WATER RESOURCES RESEARCH GRANT PROPOSAL
Project ID: 2002GU5B
Title: Inventory of Karst Features Relating to Past and Present Groundwater Flow on Tinian, CNMI, in Terms of the Carbonate Island Karst Model
Project Type: Research
Focus Categories: Groundwater, Hydrology, Climatological Processes
Keywords: Groundwater, Island Karst, Carbonate Island Aquifers
Start Date: 03/01/2002
End Date: 02/28/2003
Federal Funds: $27,190
Non-Federal Matching Funds: $0
University of Guam
The island of Tinian in the Commonwealth of the Northern Mariana Islands relies on groundwater for its potable water. Groundwater is derived from the uplifted limestone aquifer that forms nearly the entire surface of the island. In spite of the fact that the island has seen important development in recent years, to include the installation of a large tourist resort, there has yet to be a systematic study of the karst geology of the aquifer. This project proposes to survey the karst features that control the input, transport, and discharge of fresh water from the island. Groundwater developers and managers on Tinian will benefit directly from improved specific knowledge of aquifer properties and more reliable explanations of the behavior of the aquifer. Specific work to be done includes mapping and cataloging karst surface features, caves, and coastal discharge features, in preparation for eventually undertaking a long-term comprehensive hydrogeologic study of Tinian's island karst aquifer. In addition to obtaining such specific data to support sustainable use of Tinian's aquifer, the proposed project will broaden ongoing efforts to develop a more accurate and complete conceptual model of carbonate island karst aquifers in general. Standard hydrologic models for watershed management and well-field design are well known to be inadequate for the karst of temperate continental aquifers. Karst aquifers in island and coastal settings are still more complicated, and even such models as have been developed for temperate continental karst aquifers do not accommodate the unique geologic complexity and hydrologic properties of island and coastal karst aquifers. Planning, design, and management of systems for groundwater development of groundwater on carbonate aquifers requires a better understanding of their unique properties. Work begun on the relatively uncomplicated aquifers of Atlantic-Caribbean islands has recently been completed on Guam and extended to Saipan, and with this project, will be extended to Tinian as well. Tinian is unique in that it is a composite island with relatively compact shape and simple topography.

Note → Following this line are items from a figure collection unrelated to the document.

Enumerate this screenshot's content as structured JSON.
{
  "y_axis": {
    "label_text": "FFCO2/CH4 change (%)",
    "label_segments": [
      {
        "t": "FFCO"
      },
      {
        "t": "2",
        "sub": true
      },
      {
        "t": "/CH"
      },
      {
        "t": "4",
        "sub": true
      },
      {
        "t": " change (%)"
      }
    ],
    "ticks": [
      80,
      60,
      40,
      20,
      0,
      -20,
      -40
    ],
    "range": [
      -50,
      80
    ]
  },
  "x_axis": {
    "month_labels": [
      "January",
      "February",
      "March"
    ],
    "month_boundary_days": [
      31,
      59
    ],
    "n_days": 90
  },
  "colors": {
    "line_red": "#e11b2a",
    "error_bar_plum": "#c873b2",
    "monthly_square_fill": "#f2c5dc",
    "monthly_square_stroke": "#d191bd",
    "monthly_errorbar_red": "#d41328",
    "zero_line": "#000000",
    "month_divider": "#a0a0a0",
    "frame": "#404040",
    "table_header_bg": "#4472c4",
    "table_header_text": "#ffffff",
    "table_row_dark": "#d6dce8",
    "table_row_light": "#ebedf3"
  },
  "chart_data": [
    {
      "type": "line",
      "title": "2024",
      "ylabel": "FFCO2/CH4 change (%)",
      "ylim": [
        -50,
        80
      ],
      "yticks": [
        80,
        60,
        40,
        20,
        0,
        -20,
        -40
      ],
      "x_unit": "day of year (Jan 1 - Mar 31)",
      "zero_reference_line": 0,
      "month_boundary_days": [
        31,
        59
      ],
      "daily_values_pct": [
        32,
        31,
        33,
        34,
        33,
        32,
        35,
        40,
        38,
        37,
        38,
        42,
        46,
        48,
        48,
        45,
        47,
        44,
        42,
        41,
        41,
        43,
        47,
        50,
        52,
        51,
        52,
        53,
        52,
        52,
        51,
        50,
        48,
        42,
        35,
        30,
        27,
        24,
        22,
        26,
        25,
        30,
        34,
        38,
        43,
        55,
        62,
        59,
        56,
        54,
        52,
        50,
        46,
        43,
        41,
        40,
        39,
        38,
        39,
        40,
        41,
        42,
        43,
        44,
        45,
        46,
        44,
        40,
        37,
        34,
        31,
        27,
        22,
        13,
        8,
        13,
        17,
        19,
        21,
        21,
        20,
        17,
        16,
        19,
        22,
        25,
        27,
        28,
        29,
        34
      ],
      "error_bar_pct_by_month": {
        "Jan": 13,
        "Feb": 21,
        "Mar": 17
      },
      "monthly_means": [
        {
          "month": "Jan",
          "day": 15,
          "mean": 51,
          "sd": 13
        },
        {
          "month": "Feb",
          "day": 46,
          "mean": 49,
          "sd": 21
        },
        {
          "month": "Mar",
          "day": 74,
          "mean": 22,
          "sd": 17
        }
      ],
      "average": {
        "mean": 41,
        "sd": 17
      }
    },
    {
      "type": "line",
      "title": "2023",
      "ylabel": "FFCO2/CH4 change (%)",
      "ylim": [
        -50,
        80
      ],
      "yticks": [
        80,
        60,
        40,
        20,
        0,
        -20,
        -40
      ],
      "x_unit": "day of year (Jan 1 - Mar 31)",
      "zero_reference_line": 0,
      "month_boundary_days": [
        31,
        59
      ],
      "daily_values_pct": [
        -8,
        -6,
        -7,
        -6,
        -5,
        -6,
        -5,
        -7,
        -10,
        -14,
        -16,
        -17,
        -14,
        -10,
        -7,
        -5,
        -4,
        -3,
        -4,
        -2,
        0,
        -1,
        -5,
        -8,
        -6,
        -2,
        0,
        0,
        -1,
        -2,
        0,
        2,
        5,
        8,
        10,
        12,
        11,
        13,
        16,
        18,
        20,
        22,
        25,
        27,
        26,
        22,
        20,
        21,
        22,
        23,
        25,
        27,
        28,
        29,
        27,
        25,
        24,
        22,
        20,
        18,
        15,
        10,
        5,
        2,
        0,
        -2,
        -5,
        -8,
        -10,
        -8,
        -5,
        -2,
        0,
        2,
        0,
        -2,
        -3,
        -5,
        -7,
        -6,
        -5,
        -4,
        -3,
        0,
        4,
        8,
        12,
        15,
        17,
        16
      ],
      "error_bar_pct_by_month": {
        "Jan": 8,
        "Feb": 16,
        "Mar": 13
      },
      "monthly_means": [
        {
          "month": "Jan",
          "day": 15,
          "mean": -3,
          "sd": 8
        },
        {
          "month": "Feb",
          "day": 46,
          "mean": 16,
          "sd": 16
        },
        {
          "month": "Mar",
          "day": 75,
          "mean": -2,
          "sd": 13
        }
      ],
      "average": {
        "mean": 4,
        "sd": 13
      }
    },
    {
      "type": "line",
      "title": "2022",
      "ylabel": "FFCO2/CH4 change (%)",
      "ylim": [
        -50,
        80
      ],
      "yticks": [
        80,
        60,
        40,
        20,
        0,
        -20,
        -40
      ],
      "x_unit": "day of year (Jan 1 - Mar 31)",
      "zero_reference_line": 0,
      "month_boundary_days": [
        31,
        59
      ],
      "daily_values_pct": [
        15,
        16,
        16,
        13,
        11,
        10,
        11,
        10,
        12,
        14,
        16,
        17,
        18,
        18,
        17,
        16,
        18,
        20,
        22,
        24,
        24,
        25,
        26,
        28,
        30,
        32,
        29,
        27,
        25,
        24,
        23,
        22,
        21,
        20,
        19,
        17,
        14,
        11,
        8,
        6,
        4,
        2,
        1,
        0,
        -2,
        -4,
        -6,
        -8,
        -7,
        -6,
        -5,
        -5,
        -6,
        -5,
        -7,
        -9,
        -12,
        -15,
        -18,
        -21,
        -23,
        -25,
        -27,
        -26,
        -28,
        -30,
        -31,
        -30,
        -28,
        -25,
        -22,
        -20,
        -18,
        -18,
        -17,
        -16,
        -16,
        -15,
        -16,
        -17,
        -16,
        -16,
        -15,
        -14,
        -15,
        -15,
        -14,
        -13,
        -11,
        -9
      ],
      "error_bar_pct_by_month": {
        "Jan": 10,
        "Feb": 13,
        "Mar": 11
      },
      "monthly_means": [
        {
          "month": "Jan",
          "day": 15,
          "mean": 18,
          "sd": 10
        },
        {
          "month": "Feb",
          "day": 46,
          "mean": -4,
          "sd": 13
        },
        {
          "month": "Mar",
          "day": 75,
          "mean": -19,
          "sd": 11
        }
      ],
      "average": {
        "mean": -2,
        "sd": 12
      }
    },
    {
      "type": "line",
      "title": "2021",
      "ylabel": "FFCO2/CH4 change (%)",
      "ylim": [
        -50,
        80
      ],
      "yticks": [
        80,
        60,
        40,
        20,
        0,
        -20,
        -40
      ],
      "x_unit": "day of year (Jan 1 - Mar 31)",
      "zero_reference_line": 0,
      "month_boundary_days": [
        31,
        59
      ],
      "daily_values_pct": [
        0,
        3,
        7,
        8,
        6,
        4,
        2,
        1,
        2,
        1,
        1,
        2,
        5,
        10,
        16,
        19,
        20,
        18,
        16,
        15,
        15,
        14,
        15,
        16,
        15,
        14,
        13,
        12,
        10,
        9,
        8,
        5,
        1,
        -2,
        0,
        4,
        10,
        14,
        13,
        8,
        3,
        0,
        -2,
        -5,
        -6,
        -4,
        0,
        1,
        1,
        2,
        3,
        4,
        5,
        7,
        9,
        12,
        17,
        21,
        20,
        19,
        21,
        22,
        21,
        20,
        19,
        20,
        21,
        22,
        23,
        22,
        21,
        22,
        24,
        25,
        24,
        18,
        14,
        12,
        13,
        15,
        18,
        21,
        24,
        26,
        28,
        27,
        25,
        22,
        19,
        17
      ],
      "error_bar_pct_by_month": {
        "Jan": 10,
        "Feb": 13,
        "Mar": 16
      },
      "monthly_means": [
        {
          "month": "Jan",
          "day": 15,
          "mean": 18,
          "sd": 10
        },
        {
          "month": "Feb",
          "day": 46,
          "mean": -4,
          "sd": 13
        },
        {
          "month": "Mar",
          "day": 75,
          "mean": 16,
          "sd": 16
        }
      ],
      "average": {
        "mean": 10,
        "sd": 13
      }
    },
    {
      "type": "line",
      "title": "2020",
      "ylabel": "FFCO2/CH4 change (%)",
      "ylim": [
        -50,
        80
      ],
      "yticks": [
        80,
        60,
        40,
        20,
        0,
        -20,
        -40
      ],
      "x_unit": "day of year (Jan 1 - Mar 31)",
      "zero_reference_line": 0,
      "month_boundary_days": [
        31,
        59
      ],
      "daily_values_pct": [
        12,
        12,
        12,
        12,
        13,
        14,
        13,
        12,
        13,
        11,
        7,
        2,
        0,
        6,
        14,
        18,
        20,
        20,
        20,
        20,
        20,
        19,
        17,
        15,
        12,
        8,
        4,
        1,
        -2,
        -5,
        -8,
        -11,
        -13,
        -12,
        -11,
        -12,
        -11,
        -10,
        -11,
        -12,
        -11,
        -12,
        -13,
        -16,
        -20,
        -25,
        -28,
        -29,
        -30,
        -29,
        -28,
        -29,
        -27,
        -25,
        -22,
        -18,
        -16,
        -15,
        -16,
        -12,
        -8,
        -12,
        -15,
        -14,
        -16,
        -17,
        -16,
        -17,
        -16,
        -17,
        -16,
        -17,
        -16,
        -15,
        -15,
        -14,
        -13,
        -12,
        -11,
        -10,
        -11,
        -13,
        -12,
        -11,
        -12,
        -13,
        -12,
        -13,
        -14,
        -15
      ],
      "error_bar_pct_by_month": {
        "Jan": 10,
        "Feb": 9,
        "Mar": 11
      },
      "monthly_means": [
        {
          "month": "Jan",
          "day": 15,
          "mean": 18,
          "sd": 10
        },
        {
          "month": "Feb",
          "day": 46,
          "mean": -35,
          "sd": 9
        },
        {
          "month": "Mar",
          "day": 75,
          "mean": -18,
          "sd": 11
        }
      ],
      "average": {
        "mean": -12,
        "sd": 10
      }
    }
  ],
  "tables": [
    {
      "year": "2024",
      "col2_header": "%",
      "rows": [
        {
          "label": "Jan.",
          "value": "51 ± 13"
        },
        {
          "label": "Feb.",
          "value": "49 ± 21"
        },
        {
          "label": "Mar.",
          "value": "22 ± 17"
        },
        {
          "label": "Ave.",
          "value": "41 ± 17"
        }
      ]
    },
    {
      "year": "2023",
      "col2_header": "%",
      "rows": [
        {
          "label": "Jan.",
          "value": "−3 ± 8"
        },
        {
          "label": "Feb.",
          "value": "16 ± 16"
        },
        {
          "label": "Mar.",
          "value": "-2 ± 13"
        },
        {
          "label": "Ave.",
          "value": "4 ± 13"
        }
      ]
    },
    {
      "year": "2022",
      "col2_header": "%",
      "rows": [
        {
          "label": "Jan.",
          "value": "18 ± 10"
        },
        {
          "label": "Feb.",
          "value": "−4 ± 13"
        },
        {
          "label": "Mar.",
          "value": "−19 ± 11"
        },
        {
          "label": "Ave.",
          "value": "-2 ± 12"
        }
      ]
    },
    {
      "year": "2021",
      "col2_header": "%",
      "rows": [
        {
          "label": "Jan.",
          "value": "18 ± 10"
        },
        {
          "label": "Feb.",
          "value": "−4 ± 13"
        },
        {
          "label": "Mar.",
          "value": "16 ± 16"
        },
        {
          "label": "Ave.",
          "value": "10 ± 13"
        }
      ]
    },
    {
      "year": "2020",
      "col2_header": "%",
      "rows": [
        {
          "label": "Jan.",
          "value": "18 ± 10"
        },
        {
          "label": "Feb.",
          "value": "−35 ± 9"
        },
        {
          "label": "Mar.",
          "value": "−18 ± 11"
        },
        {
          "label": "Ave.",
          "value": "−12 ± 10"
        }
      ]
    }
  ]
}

This makes it ideal for testing certain hypotheses regarding the evolution of island karst aquifers.
The work will support an M.S. thesis as well as undergraduate research. Results will be presented in professional journals, international conferences, and website publications, and made accessible to local water resource professionals and educators through technical reports, local conferences, and outreach publications.